香港留学考察録、香港人は超プラクティカルという話

香港に来て3ヶ月、香港人の特徴は??

香港に来て早くも3ヶ月が経ちました。今回は香港人のプラクティカルさについてまとめておきたいと思う。一般的な日本の大学生ってやはりあまり勉強していないと思う。中にはしてる人もいるだろうし、私が今留学している香港大学にいる日本人大学生はよく勉強している人が多いなという印象をもつ。しかし、平均的には勉強しない大学生というのが当たり前なのではないだろうか。

香港人と比較した時の日本人の勉強しなさ

私たちは大抵入学前に専攻を決める。でもあまりよく考えて決めてる人って少ないんではないだろうか?日本では学部よりも大学名が優先される(これは香港でも同じだけど)。大学名が就職活動におけるシグナリングとしての役割しか果たしていないから、大学の中で何をやったかを問われることが他の国と比べると少ない。もしくは問われても勉強の内容ではなくサークルだったり、バイトだったり、インターンだったりで大学の勉強の内容を深く突っ込まれることはごくわずかだ。

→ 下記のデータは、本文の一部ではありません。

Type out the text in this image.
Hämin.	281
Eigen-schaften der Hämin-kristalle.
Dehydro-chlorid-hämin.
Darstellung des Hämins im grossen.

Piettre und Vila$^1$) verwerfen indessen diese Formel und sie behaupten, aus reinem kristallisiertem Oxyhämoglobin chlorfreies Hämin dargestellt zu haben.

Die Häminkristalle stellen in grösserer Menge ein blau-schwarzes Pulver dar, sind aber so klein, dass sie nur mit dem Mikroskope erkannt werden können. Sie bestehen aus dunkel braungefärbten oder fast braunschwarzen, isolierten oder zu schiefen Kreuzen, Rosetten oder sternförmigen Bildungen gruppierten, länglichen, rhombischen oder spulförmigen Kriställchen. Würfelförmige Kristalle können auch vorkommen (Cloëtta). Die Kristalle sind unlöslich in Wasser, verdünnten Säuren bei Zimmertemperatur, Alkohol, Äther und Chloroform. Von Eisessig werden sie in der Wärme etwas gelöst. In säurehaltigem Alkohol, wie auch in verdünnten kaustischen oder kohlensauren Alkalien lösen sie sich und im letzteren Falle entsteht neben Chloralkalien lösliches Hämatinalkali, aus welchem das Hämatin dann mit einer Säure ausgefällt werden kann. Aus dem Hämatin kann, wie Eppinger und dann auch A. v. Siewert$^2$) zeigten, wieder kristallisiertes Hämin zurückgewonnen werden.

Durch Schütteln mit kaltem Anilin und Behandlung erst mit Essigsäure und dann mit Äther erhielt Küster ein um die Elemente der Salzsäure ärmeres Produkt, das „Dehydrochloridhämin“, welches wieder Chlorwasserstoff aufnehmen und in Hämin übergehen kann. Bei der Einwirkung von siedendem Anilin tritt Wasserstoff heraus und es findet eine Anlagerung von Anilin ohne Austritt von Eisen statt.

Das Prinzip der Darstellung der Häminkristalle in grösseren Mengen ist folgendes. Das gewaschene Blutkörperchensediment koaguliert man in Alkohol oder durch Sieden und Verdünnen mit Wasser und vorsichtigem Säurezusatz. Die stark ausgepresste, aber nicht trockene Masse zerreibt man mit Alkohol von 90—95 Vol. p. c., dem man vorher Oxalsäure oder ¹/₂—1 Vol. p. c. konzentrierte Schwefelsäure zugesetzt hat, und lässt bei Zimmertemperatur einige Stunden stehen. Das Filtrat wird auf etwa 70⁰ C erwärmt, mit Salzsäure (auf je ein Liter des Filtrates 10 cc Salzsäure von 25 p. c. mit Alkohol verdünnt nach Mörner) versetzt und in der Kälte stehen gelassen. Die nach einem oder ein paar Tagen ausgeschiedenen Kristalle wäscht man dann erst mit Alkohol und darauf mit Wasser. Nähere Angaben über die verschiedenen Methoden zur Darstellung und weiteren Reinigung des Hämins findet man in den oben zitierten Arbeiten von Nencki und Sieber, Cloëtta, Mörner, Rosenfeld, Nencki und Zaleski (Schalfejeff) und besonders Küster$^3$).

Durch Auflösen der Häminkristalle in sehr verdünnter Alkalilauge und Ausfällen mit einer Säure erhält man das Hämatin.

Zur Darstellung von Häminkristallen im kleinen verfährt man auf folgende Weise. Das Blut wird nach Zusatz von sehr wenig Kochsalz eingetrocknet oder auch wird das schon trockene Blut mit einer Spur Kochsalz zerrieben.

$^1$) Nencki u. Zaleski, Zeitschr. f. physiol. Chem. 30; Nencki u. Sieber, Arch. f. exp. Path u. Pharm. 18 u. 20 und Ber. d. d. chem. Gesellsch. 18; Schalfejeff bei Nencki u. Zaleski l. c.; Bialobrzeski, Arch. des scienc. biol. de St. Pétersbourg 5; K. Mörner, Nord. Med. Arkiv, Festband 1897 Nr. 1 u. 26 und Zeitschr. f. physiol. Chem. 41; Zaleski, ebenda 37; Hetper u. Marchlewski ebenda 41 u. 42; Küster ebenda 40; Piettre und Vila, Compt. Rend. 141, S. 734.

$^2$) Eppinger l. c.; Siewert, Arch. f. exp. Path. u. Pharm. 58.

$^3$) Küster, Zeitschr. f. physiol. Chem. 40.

香港では何大学の何学部に在籍していたかがものすごく重要

香港の場合、というよりはこれが国際スタンダードなのだろうが、何学部に在籍していたか、はどの大学にいたかと同じくらい重要視される。実際文学の専攻の学生よりは圧倒的に経営やファイナンスの学生の方が就職活動においては有利になる。さて、ここからが本題なのだが、香港人の価値基準の大きな部分を占めているのが「金を稼げるかどうか」という観点である。この理由は諸説ある私自身まだ考察の段階ではあるけれど、中国の影響下に置かれるのを恐れているというのが原因の一つと考えられる。2047年で一国二制度が終わり、正式に中国が香港を統一する前に、香港人のエリート層の多くが国外に逃げてしまいたいと思っているようなのだ。そこで、彼らはより「金を稼げるのかどうか」に固執せざるを得なくなる。世界のどこにいっても稼げるようになるためには英語が必要だし、中国語が話せたらより強いし、もちろん大学での専門性もしっかり示さなければならない。結果として彼らの選ぶ専攻というのはほとんどがファイナンスかエンジニアになる。

香港人必然の選択肢はファイナンスかエンジニア

ただ、香港人に「なんでファイナンスにしたの?エンジニアにしたの?」と聞くのは愚問である。彼らのほとんどがその答えを持っていないからだ。アメリカやヨーロッパの大学、また私が日本で在籍しているICUの学生などは「なぜその学問を選んだか」に強いこだわりを持っている人が多い。しかし、プラクティカルに「いかにお金を稼ぐか」にこだわらざるを得なかった香港人にとって、ファイナンスやエンジニア以外を選ぶのがそもそも異端なのだ。私としては話していて深い理由がない選択ってあまり面白いとは思わない。でも彼らにとってはそうなるべくしてなっている。そういった社会背景からも意思決定のあり方をみてみたいな、と思わせてくれる香港人との出会いです。まだまだ香港考察、続きます。

香港留学での体験談です。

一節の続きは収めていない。